To me, this is not a free speech issue. The government already can, and does, restrict speech in at least one workplace: public schools. The state tells teachers what they can and cannot teach, at least to some degree. Should we change that? Should we simply hire the cheapest labor and let teachers say what they want? Consider the potential consequences: One day, your child comes home and asks you to help her study history. She pulls out her study guide and reads aloud, "The Ukrainians bombed Pearl Harbor on July 4, 1776." When this happens, will you call for heads to roll, or will you shrug your shoulders and say, "Oh well! Free speech!"

(Okay. I can't take it anymore. The Japanese bombed Pearl Harbor on December 7, 1941. Yes, it was called the "date which will live in infamy," but not by President Ford; it was President Franklin D. Roosevelt.)

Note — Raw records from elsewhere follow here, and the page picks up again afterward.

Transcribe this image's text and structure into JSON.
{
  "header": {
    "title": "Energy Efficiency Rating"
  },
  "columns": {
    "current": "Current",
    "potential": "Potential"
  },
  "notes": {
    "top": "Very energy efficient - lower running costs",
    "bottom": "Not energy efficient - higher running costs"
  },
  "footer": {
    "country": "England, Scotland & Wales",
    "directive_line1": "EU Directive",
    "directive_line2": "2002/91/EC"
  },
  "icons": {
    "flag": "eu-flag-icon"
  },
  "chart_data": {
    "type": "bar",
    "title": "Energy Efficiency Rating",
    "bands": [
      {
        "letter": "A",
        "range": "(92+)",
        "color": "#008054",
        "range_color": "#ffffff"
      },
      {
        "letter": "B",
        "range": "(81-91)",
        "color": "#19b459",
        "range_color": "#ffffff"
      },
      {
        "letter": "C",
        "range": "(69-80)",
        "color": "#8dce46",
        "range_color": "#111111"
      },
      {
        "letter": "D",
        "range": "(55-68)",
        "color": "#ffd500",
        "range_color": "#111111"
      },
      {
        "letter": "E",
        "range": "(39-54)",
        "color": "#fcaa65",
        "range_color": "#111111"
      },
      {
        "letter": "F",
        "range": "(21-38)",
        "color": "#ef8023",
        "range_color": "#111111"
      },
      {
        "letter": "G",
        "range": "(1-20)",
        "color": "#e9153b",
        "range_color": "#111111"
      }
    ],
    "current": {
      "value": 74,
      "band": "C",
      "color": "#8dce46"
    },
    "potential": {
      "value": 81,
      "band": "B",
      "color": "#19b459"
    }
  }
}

In the real world, we require testing of plumbers and stockbrokers and doctors and teachers. Why not of tour guides? Why not of those who have chosen as a vocation the art of passing along the oral history of this great nation? Why not of those who have before them a classroom of new students every day; students who have traveled great distances; students who are not there because they have to be, but because they want to be; students who yearn to be there because they are eager to learn about this country's infancy? Is it so bad to want to ensure that the knowledge imparted upon these students is accurate?

Tour guides, you should not only welcome this law, you should embrace it! Tour guides, when you are at a party and you are asked what you do for a living, you should hold your head high with arrogance and say, "I'm a tour guide, and I'm SO good at what I do, I'm licensed by the government to do it!" Tour guides, you should dress as George Washington and throw money at people!

Oops. I got a little hungry for some ham there. Sorry.